We held several meetings with the senior officials concerned. They were very responsive to our suggestions. Indeed, we had drafted a ‘White Paper’ ahead of our visit that encapsulated recommendations. Those we met were extremely knowledgeable on the subject but open-minded to our observations. We are sending a second delegation to India in the near future, armed with information that will hopefully assist Indian legislators in formulating a future new law on cross-border insolvency cooperation.
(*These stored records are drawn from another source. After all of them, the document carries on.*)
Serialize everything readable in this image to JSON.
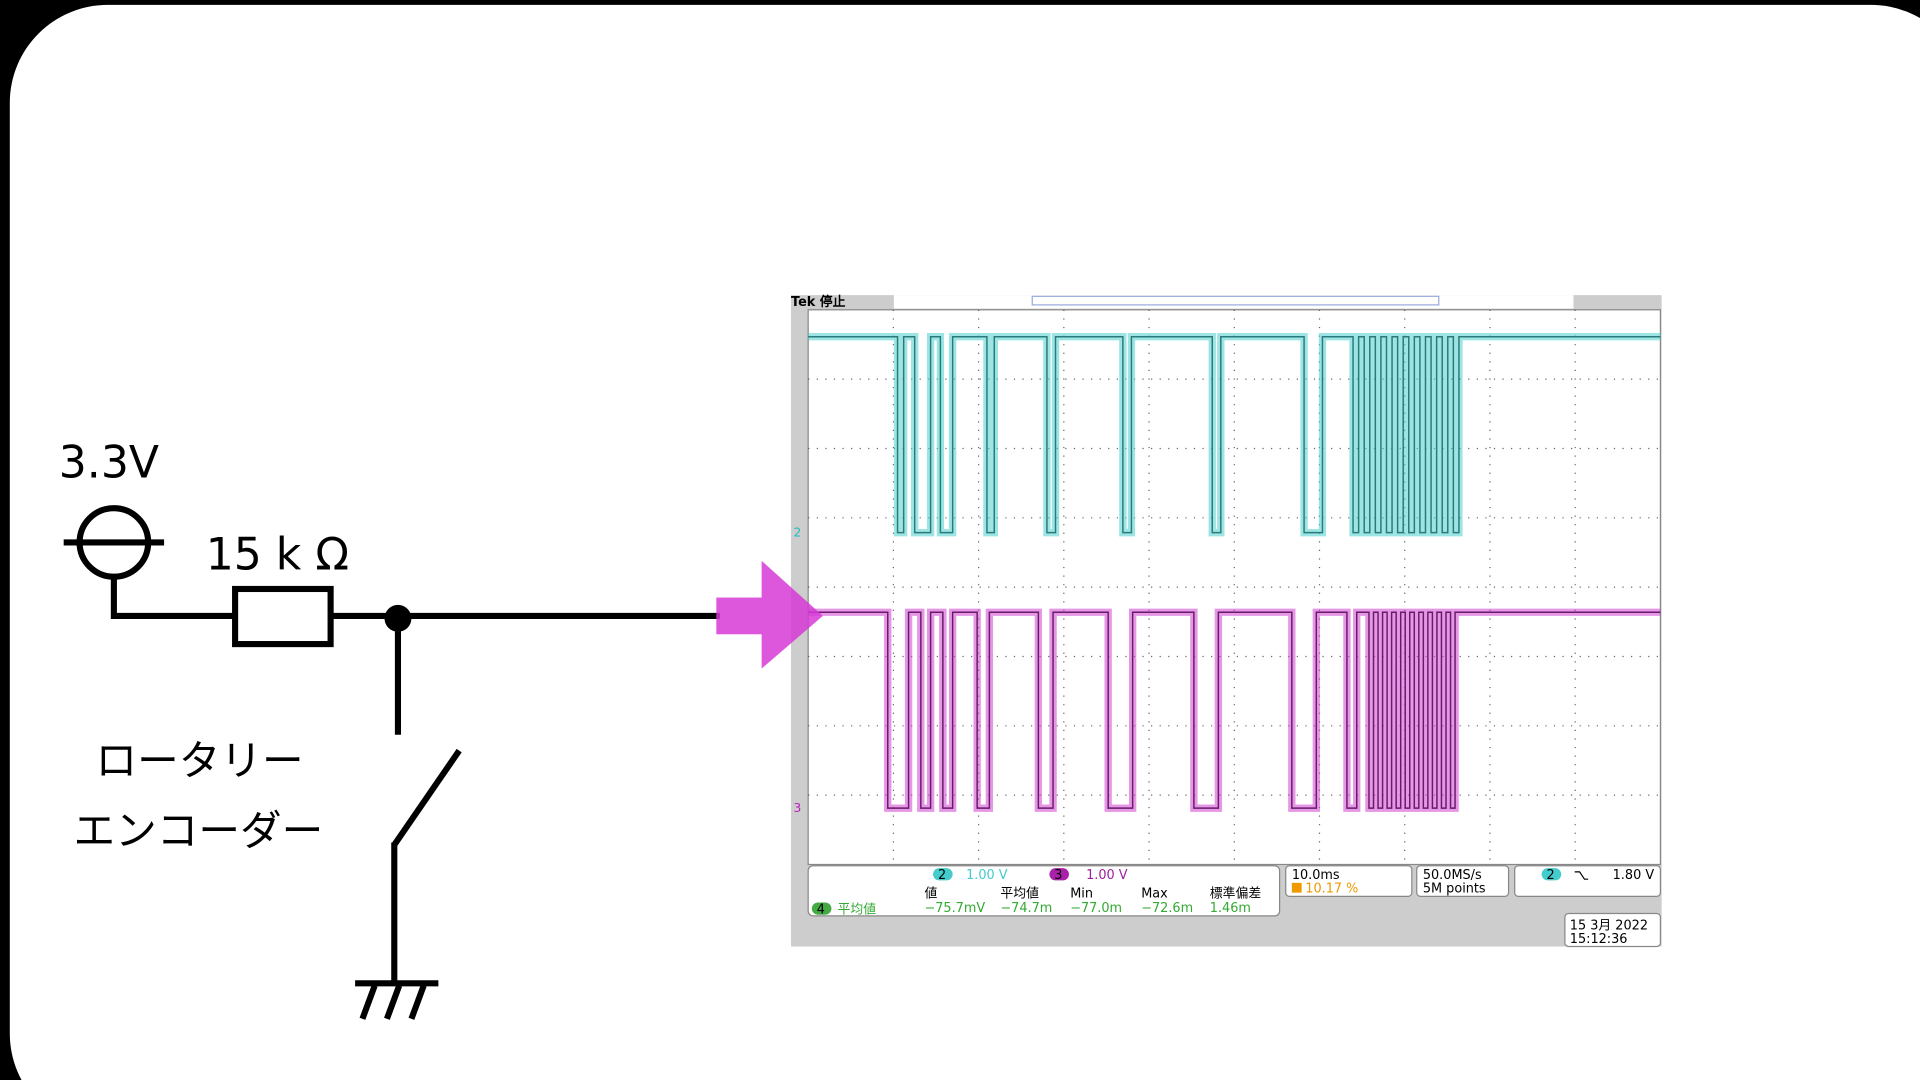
{
  "circuit": {
    "supply_label": "3.3V",
    "resistor_label": "15 k Ω",
    "device_label_line1": "ロータリー",
    "device_label_line2": "エンコーダー"
  },
  "scope": {
    "status": "Tek 停止",
    "ch2_marker": "2",
    "ch3_marker": "3",
    "channels": [
      {
        "number": "2",
        "scale": "1.00 V"
      },
      {
        "number": "3",
        "scale": "1.00 V"
      }
    ],
    "timebase": "10.0ms",
    "trigger_position": "10.17 %",
    "sample_rate": "50.0MS/s",
    "record_length": "5M points",
    "trigger": {
      "channel": "2",
      "level": "1.80 V"
    },
    "measurement": {
      "channel": "4",
      "name": "平均値",
      "headers": [
        "値",
        "平均値",
        "Min",
        "Max",
        "標準偏差"
      ],
      "values": [
        "−75.7mV",
        "−74.7m",
        "−77.0m",
        "−72.6m",
        "1.46m"
      ]
    },
    "date": "15 3月  2022",
    "time": "15:12:36"
  }
}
It is this attention to detail and determination to draft the Bankruptcy Code that underpins Mr. Modi’s determination to free India from the manacles of corruption, at a time when the country is rapidly developing into a player on the world economic stage. This process of being seen to discard the old ways appears to be gathering momentum and in my view will generate further confidence and enthusiasm among the international community.
As outlined by Russell Stamets, there is plenty of room for improvement in India’s bureaucracy. But in Mr. Modi India has a leader prepared to work to change the systems that should have been ruled defunct many years ago. It is this willingness to implement change that shines through when you visit the country.
Although the regime may not take to criticism too kindly, in fairness he and his officials are facing an uphill battle to right the wrongs of many generations. It is obvious to all that there remains a compliance risk for companies conducting business with India. But we need to encourage Mr. Modi and his government to keep forging ahead with their reforms in order to maintain momentum.
What we shouldn’t do is decry their efforts simply because there are historical hurdles to overcome. They know and understand this, so to this end anything ICC FraudNet can do to assist them in their endeavours will hopefully be accepted in the spirit that it is being offered.